Artists obtain their stone by traveling by canoe or
sled to quarries known to contain good quality stone.
This one is very shallow and extracting carving stone
by hand is relatively easy. Some quarries become deep
pits after several years of use and extracting stone
is then more difficult and dangerous. Carvers mining
stone will often work in teams for security.
Sculptors will bring back several pieces of stone
from a mining trip. The shape of a block of stone
often tells the artist what his subject might be.

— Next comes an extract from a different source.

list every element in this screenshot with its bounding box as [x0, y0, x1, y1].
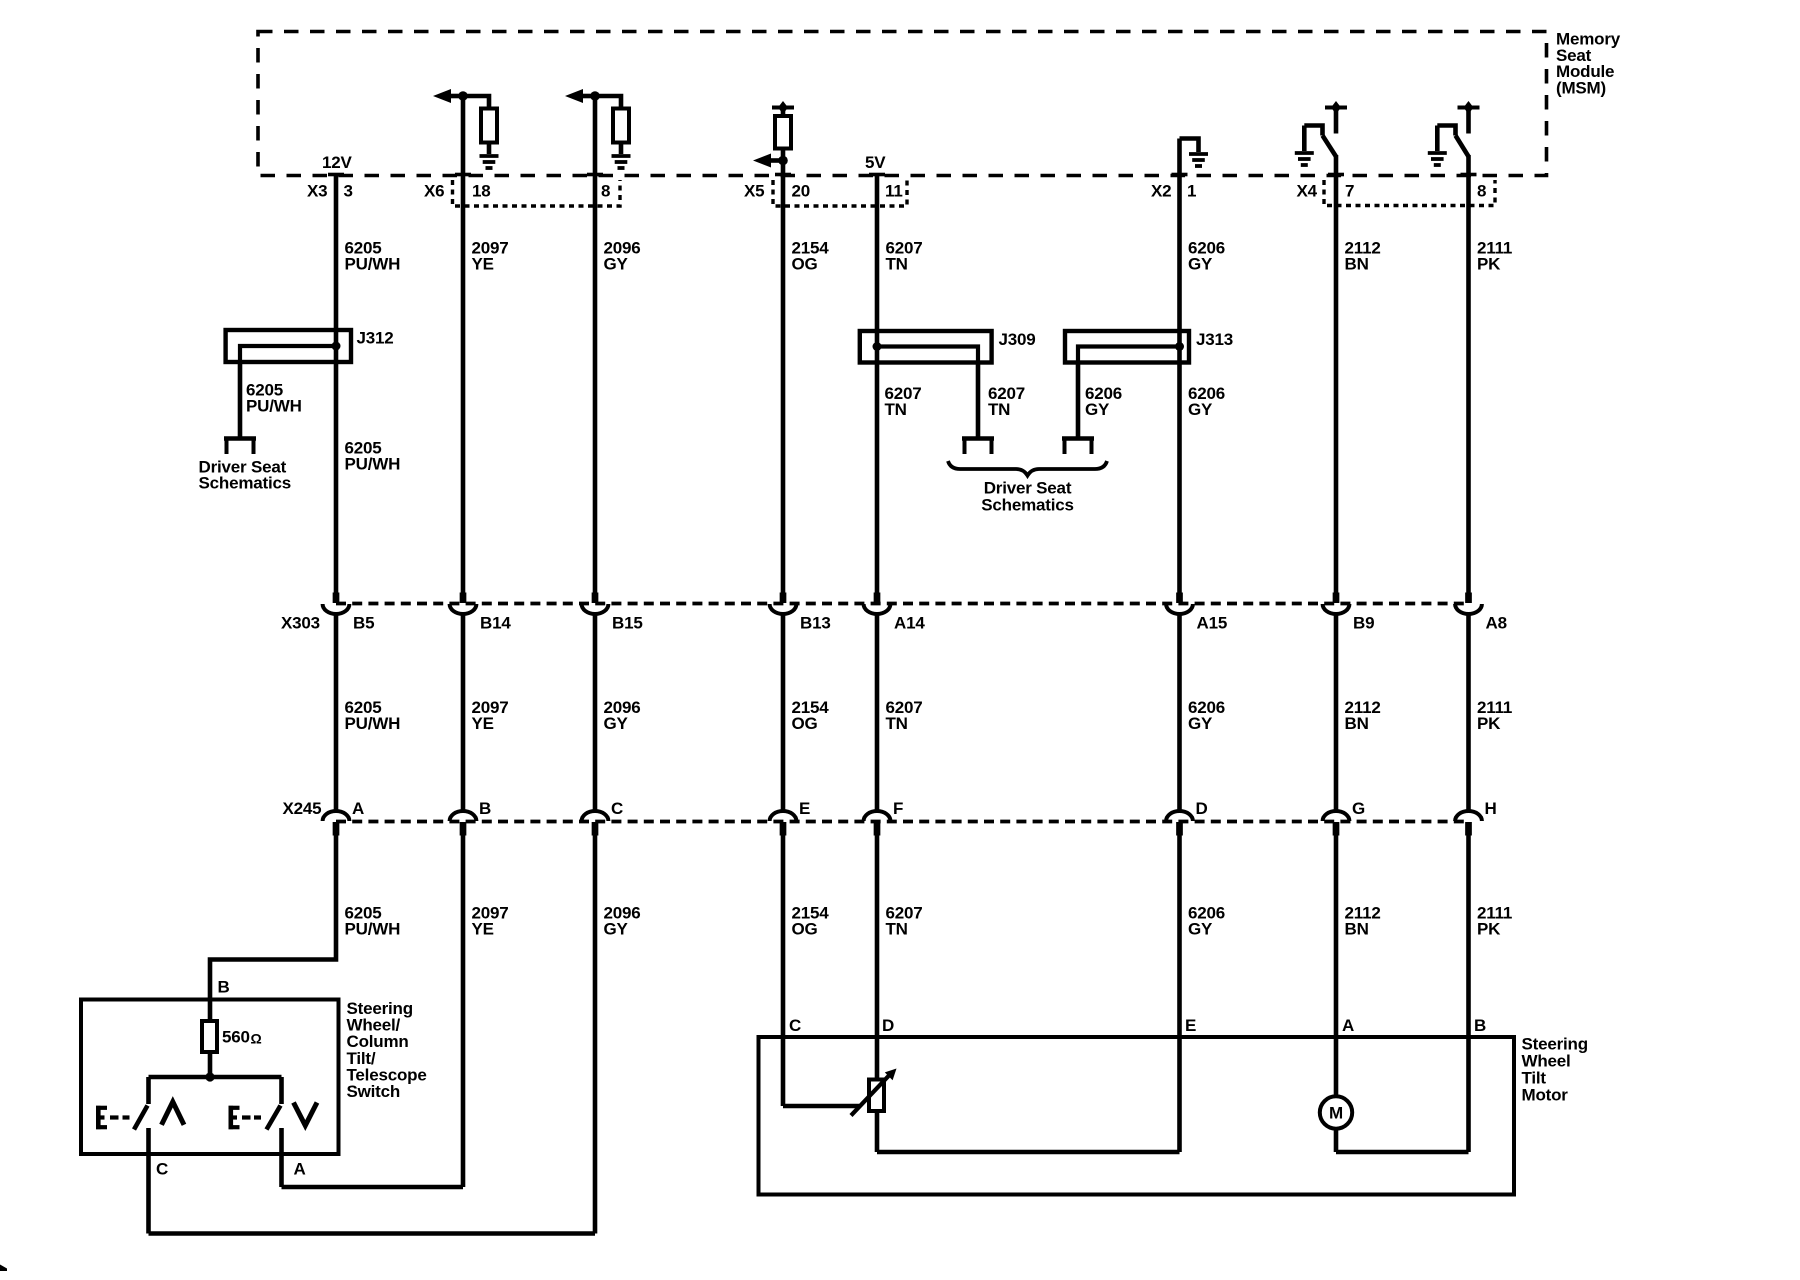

Useless parts are sawed or chopped off as a first
step in the making of a sculpture.
A shape emerges
With a practiced hand, the artist will begin to chip
away at the stone until a rough shape begins to
appear. As work progresses, smaller carving tools
made or modified by the artist to work the stone in
constrained areas are used.
Cutting and shaping
Often, a lot of the work that will go into
the making of a sculpture is in the detailing. This can
start fairly early in the carving process. The stone
being used here is
which is well suited
to complex work. The artist is using a chisel to cut
through and shape the stone.
Smoothing the stone
The sculptor has begun to smooth the stone with
sandpaper. There are many steps to polishing as finer
and finer grades of abrasive must be used in order to
reveal the beauty of the stone. Bone pieces have been
fitted to the runners of this piece in an effort to
be as true to reality as possible.
All the details have been added and the artist is
giving the stone its final polish. It is hard to
estimate the time needed to carve such a piece since
artists will often make several smaller pieces as
they work on a large one. This one was ready 6 weeks
after the block it came from was first cut.